Big data has envolved about 10 years from its born, currently the most popular big data solution is not Hadoop, but Data Lake. It includes data ingestion, data storage, processing&analysis and inference.

A data lake is a centralized repository that allows you to store all your structured and unstructured data at any scale. You can store your data as-is, without having to first structure the data, and run different types of analytics—from dashboards and visualizations to big data processing, real-time analytics, and machine learning to guide better decisions.
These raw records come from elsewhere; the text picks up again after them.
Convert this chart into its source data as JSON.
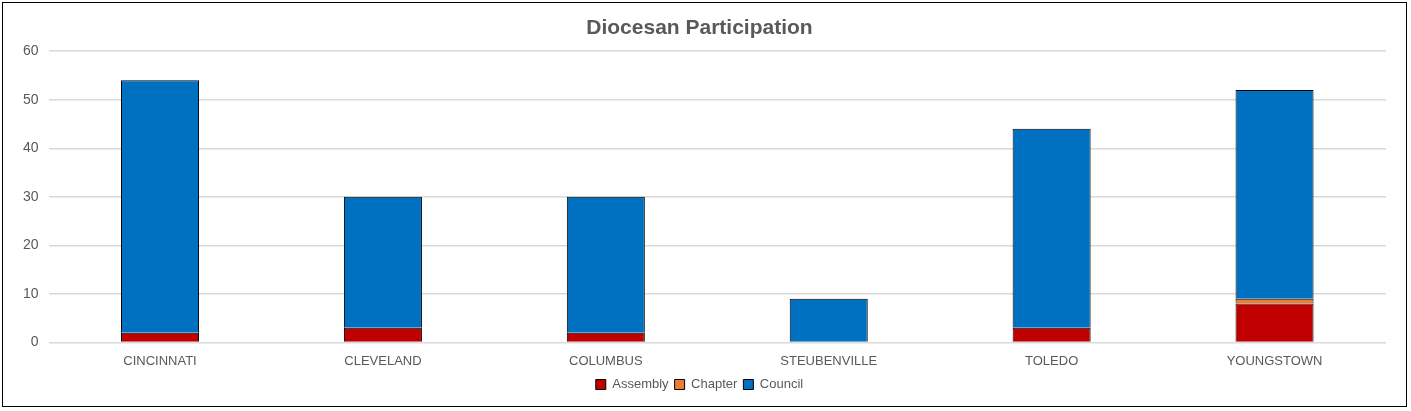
{
  "chart_data": {
    "type": "bar",
    "title": "Diocesan Participation",
    "categories": [
      "CINCINNATI",
      "CLEVELAND",
      "COLUMBUS",
      "STEUBENVILLE",
      "TOLEDO",
      "YOUNGSTOWN"
    ],
    "stacked": true,
    "series": [
      {
        "name": "Assembly",
        "color": "#c00000",
        "values": [
          2,
          3,
          2,
          0,
          3,
          8
        ]
      },
      {
        "name": "Chapter",
        "color": "#ed7d31",
        "values": [
          0,
          0,
          0,
          0,
          0,
          1
        ]
      },
      {
        "name": "Council",
        "color": "#0070c0",
        "values": [
          52,
          27,
          28,
          9,
          41,
          43
        ]
      }
    ],
    "ylim": [
      0,
      60
    ],
    "yticks": [
      0,
      10,
      20,
      30,
      40,
      50,
      60
    ],
    "grid": "y",
    "legend": "bottom"
  }
}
Before big data, we must have heard decision support system, data warehouse and business intelligence. These tools are mainly for struetured data analysis, such as OLAP workloads. But for big data, not only structure data, but semi-structure and non-structure data, these tool are not that suitable(high cost or limited computation/storage). At the time, Google has lanched their data processing infrastructure -- MapReduce which used for processing log files or web pages. Its great capability and cost-effective have made it become the market darling. Utill now the big data platform based on Hadoop, such as cloudera, MapR are also the most popular on-premise big data solutions.

Actually data lake combine the functionality of DWH and Hadoop. It has some key difference between DWH. Let's explore the difference between data lake and DWH.
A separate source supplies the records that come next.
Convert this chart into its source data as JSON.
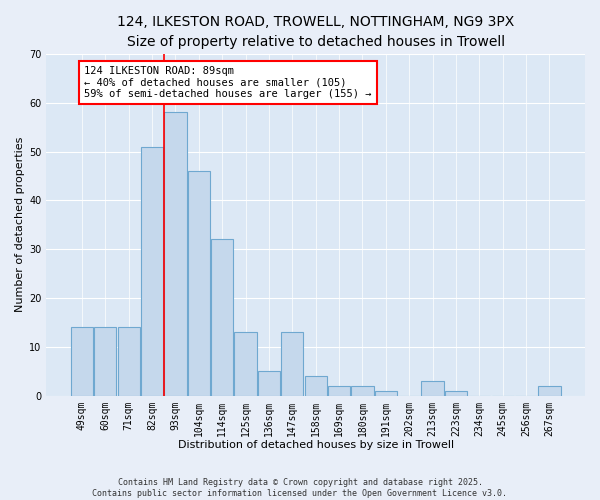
{
  "title": "124, ILKESTON ROAD, TROWELL, NOTTINGHAM, NG9 3PX",
  "subtitle": "Size of property relative to detached houses in Trowell",
  "xlabel": "Distribution of detached houses by size in Trowell",
  "ylabel": "Number of detached properties",
  "categories": [
    "49sqm",
    "60sqm",
    "71sqm",
    "82sqm",
    "93sqm",
    "104sqm",
    "114sqm",
    "125sqm",
    "136sqm",
    "147sqm",
    "158sqm",
    "169sqm",
    "180sqm",
    "191sqm",
    "202sqm",
    "213sqm",
    "223sqm",
    "234sqm",
    "245sqm",
    "256sqm",
    "267sqm"
  ],
  "values": [
    14,
    14,
    14,
    51,
    58,
    46,
    32,
    13,
    5,
    13,
    4,
    2,
    2,
    1,
    0,
    3,
    1,
    0,
    0,
    0,
    2
  ],
  "bar_color": "#c5d8ec",
  "bar_edge_color": "#6fa8d0",
  "ylim": [
    0,
    70
  ],
  "yticks": [
    0,
    10,
    20,
    30,
    40,
    50,
    60,
    70
  ],
  "red_line_x": 3.5,
  "annotation_line1": "124 ILKESTON ROAD: 89sqm",
  "annotation_line2": "← 40% of detached houses are smaller (105)",
  "annotation_line3": "59% of semi-detached houses are larger (155) →",
  "footer_line1": "Contains HM Land Registry data © Crown copyright and database right 2025.",
  "footer_line2": "Contains public sector information licensed under the Open Government Licence v3.0.",
  "bg_color": "#e8eef8",
  "plot_bg_color": "#dce8f5",
  "grid_color": "#ffffff",
  "title_fontsize": 10,
  "subtitle_fontsize": 9,
  "tick_fontsize": 7,
  "ylabel_fontsize": 8,
  "xlabel_fontsize": 8,
  "footer_fontsize": 6
}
A data warehouse is a database optimized to analyze relational data coming from transactional systems and line of business applications. The data structure, and schema are defined in advance to optimize for fast SQL queries, where the results are typically used for operational reporting and analysis. Data is cleaned, enriched, and transformed so it can act as the “single source of truth” that users can trust.
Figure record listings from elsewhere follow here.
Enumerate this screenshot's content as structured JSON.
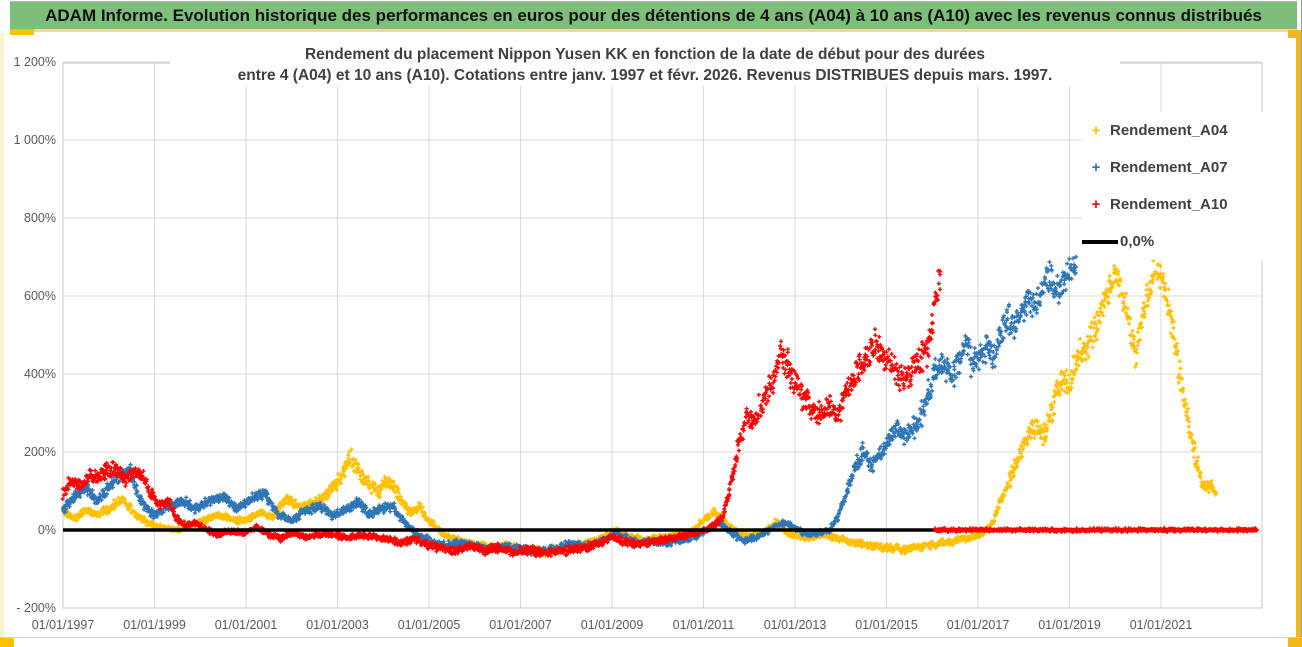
{
  "header": {
    "title": "ADAM Informe. Evolution historique des performances en euros pour des détentions de 4 ans (A04) à 10 ans (A10) avec les revenus connus distribués"
  },
  "chart_data": {
    "type": "scatter",
    "title_line1": "Rendement du placement Nippon Yusen KK en fonction de la date de début pour des durées",
    "title_line2": "entre 4 (A04) et 10 ans (A10). Cotations entre janv. 1997 et févr. 2026. Revenus DISTRIBUES depuis mars. 1997.",
    "grid": true,
    "x_axis": {
      "tick_labels": [
        "01/01/1997",
        "01/01/1999",
        "01/01/2001",
        "01/01/2003",
        "01/01/2005",
        "01/01/2007",
        "01/01/2009",
        "01/01/2011",
        "01/01/2013",
        "01/01/2015",
        "01/01/2017",
        "01/01/2019",
        "01/01/2021"
      ],
      "tick_years": [
        1997,
        1999,
        2001,
        2003,
        2005,
        2007,
        2009,
        2011,
        2013,
        2015,
        2017,
        2019,
        2021
      ],
      "range_years": [
        1997,
        2023.2
      ]
    },
    "y_axis": {
      "tick_labels": [
        "1 200%",
        "1 000%",
        "800%",
        "600%",
        "400%",
        "200%",
        "0%",
        "- 200%"
      ],
      "tick_values": [
        1200,
        1000,
        800,
        600,
        400,
        200,
        0,
        -200
      ],
      "ylim": [
        -200,
        1200
      ],
      "unit": "%"
    },
    "zero_line": {
      "label": "0,0%",
      "value": 0,
      "color": "#000000",
      "x_range_years": [
        1997,
        2017.0
      ]
    },
    "series": [
      {
        "name": "Rendement_A04",
        "color": "#FFC000",
        "marker": "plus",
        "waypoints": [
          [
            1997.0,
            55
          ],
          [
            1997.25,
            28
          ],
          [
            1997.5,
            50
          ],
          [
            1997.75,
            40
          ],
          [
            1998.0,
            55
          ],
          [
            1998.3,
            80
          ],
          [
            1998.6,
            40
          ],
          [
            1998.9,
            15
          ],
          [
            1999.2,
            5
          ],
          [
            1999.5,
            0
          ],
          [
            1999.8,
            10
          ],
          [
            2000.1,
            25
          ],
          [
            2000.4,
            40
          ],
          [
            2000.7,
            25
          ],
          [
            2001.0,
            25
          ],
          [
            2001.3,
            45
          ],
          [
            2001.6,
            35
          ],
          [
            2001.9,
            80
          ],
          [
            2002.2,
            55
          ],
          [
            2002.5,
            70
          ],
          [
            2002.8,
            95
          ],
          [
            2003.0,
            120
          ],
          [
            2003.3,
            185
          ],
          [
            2003.5,
            140
          ],
          [
            2003.7,
            115
          ],
          [
            2003.9,
            95
          ],
          [
            2004.1,
            130
          ],
          [
            2004.35,
            85
          ],
          [
            2004.6,
            45
          ],
          [
            2004.8,
            60
          ],
          [
            2005.0,
            25
          ],
          [
            2005.3,
            -10
          ],
          [
            2005.6,
            -25
          ],
          [
            2005.9,
            -35
          ],
          [
            2006.3,
            -45
          ],
          [
            2006.7,
            -40
          ],
          [
            2007.0,
            -50
          ],
          [
            2007.4,
            -55
          ],
          [
            2007.8,
            -50
          ],
          [
            2008.2,
            -40
          ],
          [
            2008.6,
            -30
          ],
          [
            2008.9,
            -15
          ],
          [
            2009.1,
            0
          ],
          [
            2009.35,
            -15
          ],
          [
            2009.7,
            -28
          ],
          [
            2010.0,
            -20
          ],
          [
            2010.3,
            -18
          ],
          [
            2010.7,
            -8
          ],
          [
            2011.0,
            25
          ],
          [
            2011.25,
            50
          ],
          [
            2011.5,
            15
          ],
          [
            2011.75,
            -5
          ],
          [
            2012.0,
            -18
          ],
          [
            2012.3,
            -8
          ],
          [
            2012.6,
            20
          ],
          [
            2012.8,
            -5
          ],
          [
            2013.0,
            -15
          ],
          [
            2013.3,
            -20
          ],
          [
            2013.6,
            -12
          ],
          [
            2013.9,
            -22
          ],
          [
            2014.2,
            -30
          ],
          [
            2014.6,
            -38
          ],
          [
            2015.0,
            -45
          ],
          [
            2015.4,
            -50
          ],
          [
            2015.8,
            -42
          ],
          [
            2016.1,
            -35
          ],
          [
            2016.5,
            -28
          ],
          [
            2016.9,
            -18
          ],
          [
            2017.1,
            -8
          ],
          [
            2017.3,
            15
          ],
          [
            2017.5,
            70
          ],
          [
            2017.7,
            130
          ],
          [
            2017.9,
            185
          ],
          [
            2018.1,
            240
          ],
          [
            2018.3,
            265
          ],
          [
            2018.45,
            240
          ],
          [
            2018.6,
            300
          ],
          [
            2018.8,
            390
          ],
          [
            2019.0,
            370
          ],
          [
            2019.2,
            450
          ],
          [
            2019.4,
            480
          ],
          [
            2019.6,
            530
          ],
          [
            2019.8,
            600
          ],
          [
            2020.0,
            660
          ],
          [
            2020.2,
            580
          ],
          [
            2020.45,
            450
          ],
          [
            2020.7,
            610
          ],
          [
            2020.9,
            685
          ],
          [
            2021.05,
            640
          ],
          [
            2021.25,
            520
          ],
          [
            2021.45,
            370
          ],
          [
            2021.65,
            240
          ],
          [
            2021.85,
            140
          ],
          [
            2022.0,
            105
          ],
          [
            2022.1,
            120
          ],
          [
            2022.2,
            90
          ]
        ]
      },
      {
        "name": "Rendement_A07",
        "color": "#2E75B6",
        "marker": "plus",
        "waypoints": [
          [
            1997.0,
            50
          ],
          [
            1997.25,
            85
          ],
          [
            1997.5,
            115
          ],
          [
            1997.75,
            75
          ],
          [
            1998.0,
            110
          ],
          [
            1998.2,
            140
          ],
          [
            1998.45,
            160
          ],
          [
            1998.7,
            75
          ],
          [
            1999.0,
            35
          ],
          [
            1999.3,
            60
          ],
          [
            1999.6,
            75
          ],
          [
            1999.9,
            55
          ],
          [
            2000.2,
            75
          ],
          [
            2000.5,
            85
          ],
          [
            2000.8,
            55
          ],
          [
            2001.1,
            80
          ],
          [
            2001.4,
            95
          ],
          [
            2001.7,
            40
          ],
          [
            2002.0,
            25
          ],
          [
            2002.3,
            50
          ],
          [
            2002.6,
            60
          ],
          [
            2002.9,
            35
          ],
          [
            2003.2,
            55
          ],
          [
            2003.45,
            70
          ],
          [
            2003.7,
            40
          ],
          [
            2003.95,
            55
          ],
          [
            2004.2,
            60
          ],
          [
            2004.5,
            15
          ],
          [
            2004.8,
            -15
          ],
          [
            2005.1,
            -30
          ],
          [
            2005.4,
            -40
          ],
          [
            2005.7,
            -30
          ],
          [
            2006.0,
            -40
          ],
          [
            2006.3,
            -48
          ],
          [
            2006.6,
            -40
          ],
          [
            2007.0,
            -50
          ],
          [
            2007.4,
            -58
          ],
          [
            2007.8,
            -48
          ],
          [
            2008.1,
            -35
          ],
          [
            2008.5,
            -40
          ],
          [
            2008.85,
            -25
          ],
          [
            2009.1,
            -8
          ],
          [
            2009.35,
            -22
          ],
          [
            2009.6,
            -32
          ],
          [
            2009.9,
            -28
          ],
          [
            2010.2,
            -32
          ],
          [
            2010.5,
            -28
          ],
          [
            2010.8,
            -18
          ],
          [
            2011.1,
            0
          ],
          [
            2011.35,
            22
          ],
          [
            2011.6,
            -8
          ],
          [
            2011.9,
            -28
          ],
          [
            2012.2,
            -18
          ],
          [
            2012.5,
            5
          ],
          [
            2012.75,
            20
          ],
          [
            2013.0,
            5
          ],
          [
            2013.25,
            -12
          ],
          [
            2013.5,
            -8
          ],
          [
            2013.75,
            0
          ],
          [
            2013.95,
            35
          ],
          [
            2014.15,
            105
          ],
          [
            2014.35,
            175
          ],
          [
            2014.5,
            200
          ],
          [
            2014.65,
            160
          ],
          [
            2014.85,
            195
          ],
          [
            2015.05,
            225
          ],
          [
            2015.25,
            265
          ],
          [
            2015.45,
            240
          ],
          [
            2015.65,
            270
          ],
          [
            2015.85,
            320
          ],
          [
            2016.05,
            400
          ],
          [
            2016.25,
            430
          ],
          [
            2016.45,
            390
          ],
          [
            2016.6,
            440
          ],
          [
            2016.75,
            480
          ],
          [
            2016.9,
            420
          ],
          [
            2017.05,
            450
          ],
          [
            2017.2,
            480
          ],
          [
            2017.35,
            440
          ],
          [
            2017.5,
            500
          ],
          [
            2017.65,
            545
          ],
          [
            2017.8,
            520
          ],
          [
            2017.95,
            560
          ],
          [
            2018.1,
            600
          ],
          [
            2018.25,
            555
          ],
          [
            2018.4,
            610
          ],
          [
            2018.55,
            650
          ],
          [
            2018.7,
            610
          ],
          [
            2018.85,
            640
          ],
          [
            2019.0,
            660
          ],
          [
            2019.15,
            675
          ]
        ]
      },
      {
        "name": "Rendement_A10",
        "color": "#FF0000",
        "marker": "plus",
        "waypoints": [
          [
            1997.0,
            95
          ],
          [
            1997.2,
            130
          ],
          [
            1997.4,
            110
          ],
          [
            1997.6,
            145
          ],
          [
            1997.8,
            135
          ],
          [
            1998.0,
            160
          ],
          [
            1998.2,
            150
          ],
          [
            1998.4,
            125
          ],
          [
            1998.55,
            155
          ],
          [
            1998.75,
            135
          ],
          [
            1998.9,
            95
          ],
          [
            1999.1,
            65
          ],
          [
            1999.3,
            75
          ],
          [
            1999.5,
            25
          ],
          [
            1999.7,
            10
          ],
          [
            1999.9,
            18
          ],
          [
            2000.1,
            2
          ],
          [
            2000.4,
            -12
          ],
          [
            2000.7,
            -2
          ],
          [
            2001.0,
            -8
          ],
          [
            2001.25,
            8
          ],
          [
            2001.5,
            -12
          ],
          [
            2001.75,
            -22
          ],
          [
            2002.0,
            -8
          ],
          [
            2002.3,
            -18
          ],
          [
            2002.6,
            -12
          ],
          [
            2002.9,
            -12
          ],
          [
            2003.2,
            -20
          ],
          [
            2003.5,
            -14
          ],
          [
            2003.8,
            -18
          ],
          [
            2004.1,
            -24
          ],
          [
            2004.4,
            -32
          ],
          [
            2004.7,
            -22
          ],
          [
            2005.0,
            -38
          ],
          [
            2005.3,
            -48
          ],
          [
            2005.6,
            -52
          ],
          [
            2005.9,
            -42
          ],
          [
            2006.2,
            -52
          ],
          [
            2006.5,
            -46
          ],
          [
            2006.8,
            -56
          ],
          [
            2007.2,
            -52
          ],
          [
            2007.6,
            -58
          ],
          [
            2008.0,
            -52
          ],
          [
            2008.4,
            -46
          ],
          [
            2008.75,
            -32
          ],
          [
            2009.0,
            -16
          ],
          [
            2009.2,
            -28
          ],
          [
            2009.5,
            -36
          ],
          [
            2009.8,
            -32
          ],
          [
            2010.1,
            -26
          ],
          [
            2010.5,
            -16
          ],
          [
            2010.9,
            -5
          ],
          [
            2011.15,
            5
          ],
          [
            2011.4,
            30
          ],
          [
            2011.6,
            120
          ],
          [
            2011.8,
            230
          ],
          [
            2011.95,
            300
          ],
          [
            2012.1,
            280
          ],
          [
            2012.25,
            320
          ],
          [
            2012.4,
            355
          ],
          [
            2012.55,
            400
          ],
          [
            2012.7,
            460
          ],
          [
            2012.8,
            430
          ],
          [
            2012.95,
            390
          ],
          [
            2013.15,
            340
          ],
          [
            2013.35,
            310
          ],
          [
            2013.55,
            295
          ],
          [
            2013.75,
            320
          ],
          [
            2013.95,
            300
          ],
          [
            2014.15,
            360
          ],
          [
            2014.35,
            410
          ],
          [
            2014.55,
            440
          ],
          [
            2014.75,
            490
          ],
          [
            2014.9,
            450
          ],
          [
            2015.1,
            420
          ],
          [
            2015.3,
            390
          ],
          [
            2015.5,
            400
          ],
          [
            2015.7,
            430
          ],
          [
            2015.9,
            450
          ],
          [
            2016.0,
            520
          ],
          [
            2016.1,
            600
          ],
          [
            2016.18,
            660
          ]
        ],
        "flat_zero_segment_years": [
          2016.05,
          2023.1
        ]
      }
    ],
    "legend": {
      "position": "right-top",
      "items": [
        {
          "label": "Rendement_A04",
          "color": "#FFC000",
          "marker": "plus"
        },
        {
          "label": "Rendement_A07",
          "color": "#2E75B6",
          "marker": "plus"
        },
        {
          "label": "Rendement_A10",
          "color": "#FF0000",
          "marker": "plus"
        },
        {
          "label": "0,0%",
          "color": "#000000",
          "marker": "line"
        }
      ]
    }
  }
}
Characteristics Data Warehouse Data Lake
Data Relational from transactional systems, operational databases, and line of business applications Non-relational and relational from IoT devices, web sites, mobile apps, social media, and corporate applications
Schema Designed prior to the DW implementation (schema-on-write) Written at the time of analysis (schema-on-read)
Price/Performance Fastest query results using higher cost storage Query results getting faster using low-cost storage
Data Quality Highly curated data that serves as the central version of the truth Any data that may or may not be curated (ie. raw data)
Users Business analysts Data scientists, Data developers, and Business analysts (using curated data)
Analytics Batch reporting, BI and visualizations Machine Learning, Predictive analytics, data discovery and profiling

Table 1: DWH, Data Lake comparision

Data lake is based on Hadoop and envolved a lot. For Hadoop, it is based on the theory of data locality which made it cost-effective and popular. But now, the hardware price have decreased a lot. We can use the same price to afford a SSD which has very high read disk speed. Due to the data locality, computation and storage are tight coupling which lead the poor scalability. For example, I have encountered a real case which use on-premise Hadoop cluster as the big data platform. For last one year, its computation usage is about 15%. But now the storage usage rate is about 70%, which means they must to scale out their cluster for fulfill their storage requirements. If they scale out the cluster, the cup usage must be even lower. So the key difference between data lake and Hadoop cluster is computation and storage de-coupling. Except that data lake have better scalability, if on cloud the storage and computation would be infinite.